Я поворачиваюсь к соседу и отвечаю ему запальчиво, негодующе:

— Ему так нужно! Иначе ему не успеть окончить свое дело. Вы говорите, что понимаете жизнь: значит, вы должны понимать, как жизнь коротка. Она велика только совершенным, и мы должны успеть, чтоб заслужить вход к настоящему, непреходящему счастью, пусть оно наступит и в вечности. Я верю, надеюсь и уже в преддверии счастлива.

— Это я вижу, тут вы меня не обманываете, это меня и восхитило, — уступчиво соглашается сосед. — А вы говорите, что у вас нет таланта! Любить — это тоже талант. Я видел, как вы прощались! — в который раз повторяет он свою фразу.

«Этот человек много пережил, ему можно верить», — мелькает у меня. Поддаваясь непреодолимому желанию поделиться, я вынимаю записку Олега и протягиваю ему:

— Вот прочтите — он мне написал в дорогу для памяти. — Сосед внимательно и долго читает.

— Это не письмо, это, скорее, рисунок, — говорит он. — Так писали только в древности. Я изучил во множестве старинные рукописи, я археолог по образованию и люблю свое дело. У этого юноши буквы живут: посмотрите, у каждой свое лицо и своя манера держаться. Буквы бегут за мыслью. Они похожи на маленькие одушевленные существа. А эта концовка, вроде рыбки, сделанная одним росчерком…

— Рыбка эта появляется, — подхватываю я, — когда у него светло и уверенно на душе. Как же я могу сейчас не радоваться?!

— Записка замечательная, — говорит сосед, — и я благодарен вам за доверие. Но мне жаль вас и страшно за вас.

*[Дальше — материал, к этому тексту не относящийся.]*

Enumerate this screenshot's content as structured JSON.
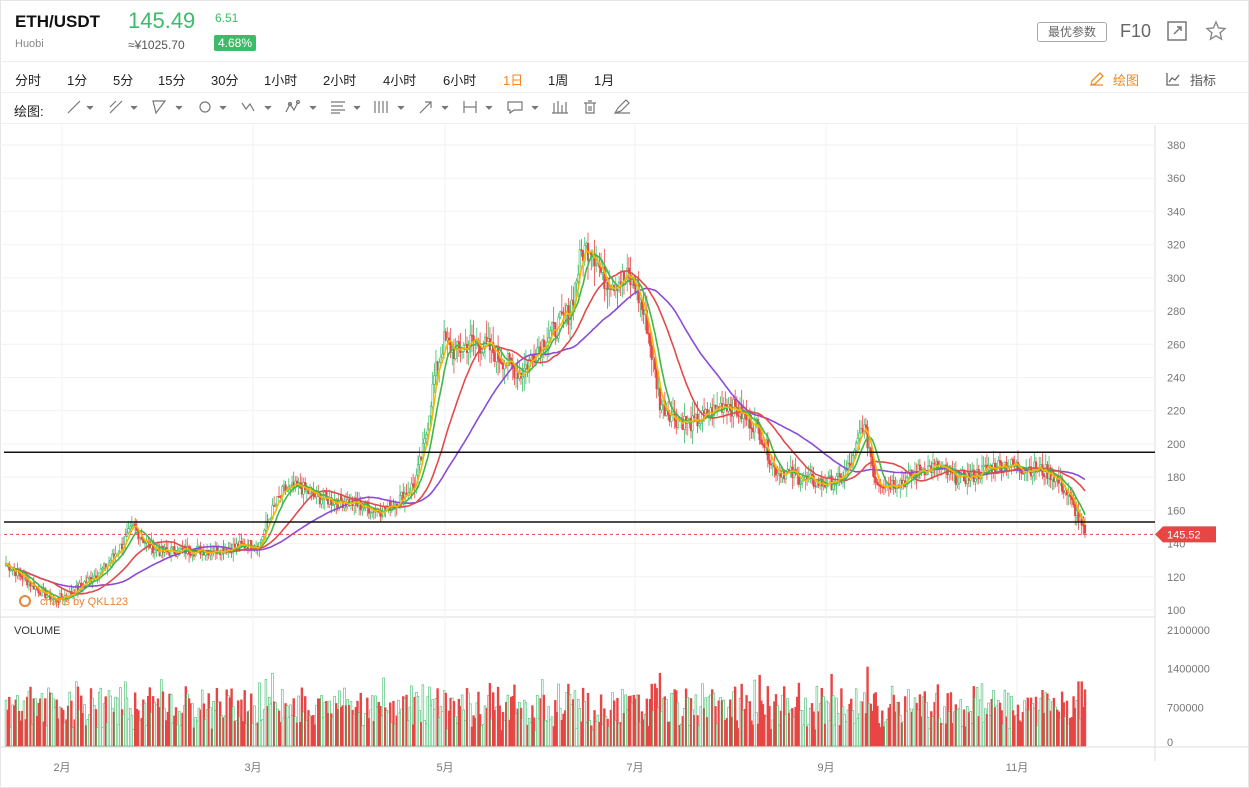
{
  "header": {
    "pair": "ETH/USDT",
    "exchange": "Huobi",
    "price": "145.49",
    "price_cny": "≈¥1025.70",
    "change": "6.51",
    "change_pct": "4.68%",
    "best_params_label": "最优参数",
    "f10_label": "F10",
    "icons": [
      "fullscreen-icon",
      "star-icon"
    ]
  },
  "toolbar": {
    "timeframes": [
      "分时",
      "1分",
      "5分",
      "15分",
      "30分",
      "1小时",
      "2小时",
      "4小时",
      "6小时",
      "1日",
      "1周",
      "1月"
    ],
    "active_timeframe": "1日",
    "draw_label": "绘图",
    "indicator_label": "指标"
  },
  "drawbar": {
    "label": "绘图:",
    "tools": [
      "line-tool-icon",
      "pencil-tool-icon",
      "triangle-tool-icon",
      "circle-tool-icon",
      "wave-tool-icon",
      "pattern-tool-icon",
      "fib-tool-icon",
      "grid-tool-icon",
      "arrow-tool-icon",
      "range-tool-icon",
      "comment-tool-icon",
      "bar-tool-icon",
      "trash-icon",
      "brush-icon"
    ]
  },
  "chart_data": {
    "type": "candlestick",
    "price_axis": [
      "380",
      "360",
      "340",
      "320",
      "300",
      "280",
      "260",
      "240",
      "220",
      "200",
      "180",
      "160",
      "140",
      "120",
      "100"
    ],
    "ylim": [
      100,
      380
    ],
    "volume_axis": [
      "2100000",
      "1400000",
      "700000",
      "0"
    ],
    "volume_title": "VOLUME",
    "months": [
      "2月",
      "3月",
      "5月",
      "7月",
      "9月",
      "11月"
    ],
    "last_price_tag": "145.52",
    "horizontal_levels": [
      195,
      153
    ],
    "watermark": "charts by QKL123",
    "ma_colors": {
      "ma5": "#f5b800",
      "ma10": "#3fb84c",
      "ma30": "#e04b4b",
      "ma60": "#8a4bd6"
    },
    "up_color": "#3dbb6a",
    "down_color": "#e84545",
    "price_anchors": [
      [
        0,
        128
      ],
      [
        10,
        120
      ],
      [
        20,
        112
      ],
      [
        30,
        106
      ],
      [
        40,
        110
      ],
      [
        50,
        118
      ],
      [
        60,
        125
      ],
      [
        70,
        138
      ],
      [
        78,
        150
      ],
      [
        86,
        140
      ],
      [
        95,
        135
      ],
      [
        110,
        136
      ],
      [
        125,
        136
      ],
      [
        140,
        138
      ],
      [
        155,
        140
      ],
      [
        162,
        158
      ],
      [
        170,
        172
      ],
      [
        180,
        174
      ],
      [
        190,
        168
      ],
      [
        200,
        166
      ],
      [
        210,
        165
      ],
      [
        220,
        162
      ],
      [
        230,
        160
      ],
      [
        240,
        166
      ],
      [
        250,
        176
      ],
      [
        256,
        200
      ],
      [
        262,
        240
      ],
      [
        268,
        262
      ],
      [
        275,
        255
      ],
      [
        285,
        262
      ],
      [
        295,
        258
      ],
      [
        305,
        250
      ],
      [
        315,
        242
      ],
      [
        325,
        258
      ],
      [
        335,
        268
      ],
      [
        345,
        280
      ],
      [
        352,
        315
      ],
      [
        358,
        320
      ],
      [
        365,
        300
      ],
      [
        372,
        298
      ],
      [
        380,
        300
      ],
      [
        385,
        295
      ],
      [
        392,
        272
      ],
      [
        400,
        225
      ],
      [
        410,
        215
      ],
      [
        420,
        212
      ],
      [
        430,
        218
      ],
      [
        440,
        225
      ],
      [
        450,
        218
      ],
      [
        460,
        210
      ],
      [
        470,
        185
      ],
      [
        480,
        182
      ],
      [
        490,
        178
      ],
      [
        500,
        176
      ],
      [
        510,
        178
      ],
      [
        518,
        190
      ],
      [
        524,
        212
      ],
      [
        528,
        198
      ],
      [
        532,
        178
      ],
      [
        540,
        176
      ],
      [
        550,
        178
      ],
      [
        560,
        185
      ],
      [
        570,
        186
      ],
      [
        580,
        180
      ],
      [
        590,
        180
      ],
      [
        600,
        185
      ],
      [
        610,
        188
      ],
      [
        620,
        186
      ],
      [
        630,
        185
      ],
      [
        640,
        182
      ],
      [
        648,
        172
      ],
      [
        655,
        158
      ],
      [
        660,
        145
      ]
    ]
  }
}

Бесконечно петляет грузовик. Мой сосед замолчал. Но путь наш долгий. Вот почему между молчанием и новыми вопросами я рассказываю ему свою жизнь. У въезда в город он мне говорит:

— Уже поздно, и сегодня поезда на Москву не будет. Как вы достанете завтра билет? В разгар сезона это не просто даже с моими связями. И где вы рассчитываете провести ночь? У меня целый дом пустует. Я живу один. Прошу вас — будьте моей гостьей, а завтра я вам устрою отъезд.

Что-то запрещает мне выказать ему недоверие, и я соглашаюсь. Была уже черная ночь, когда мы вошли в сад за высокой каменной оградой. Пряно пахли невидимые цветочные клумбы, по этому запаху мы обходили их, отыскивая на ощупь и на слух направление: шуршащие гравием дорожки сами вели нас к дому в глубине сада.

Залаяли собаки. Замелькали огни — это люди бежали к нам навстречу с фонарями. Дом мгновенно осветился. Хозяин провел меня в отдельную комнату с шелковой мебелью и широкой мягкой тахтой. От ужина я отказалась. Впервые за два месяца я на ночь разделась, с наслаждением бросилась в постель и заснула.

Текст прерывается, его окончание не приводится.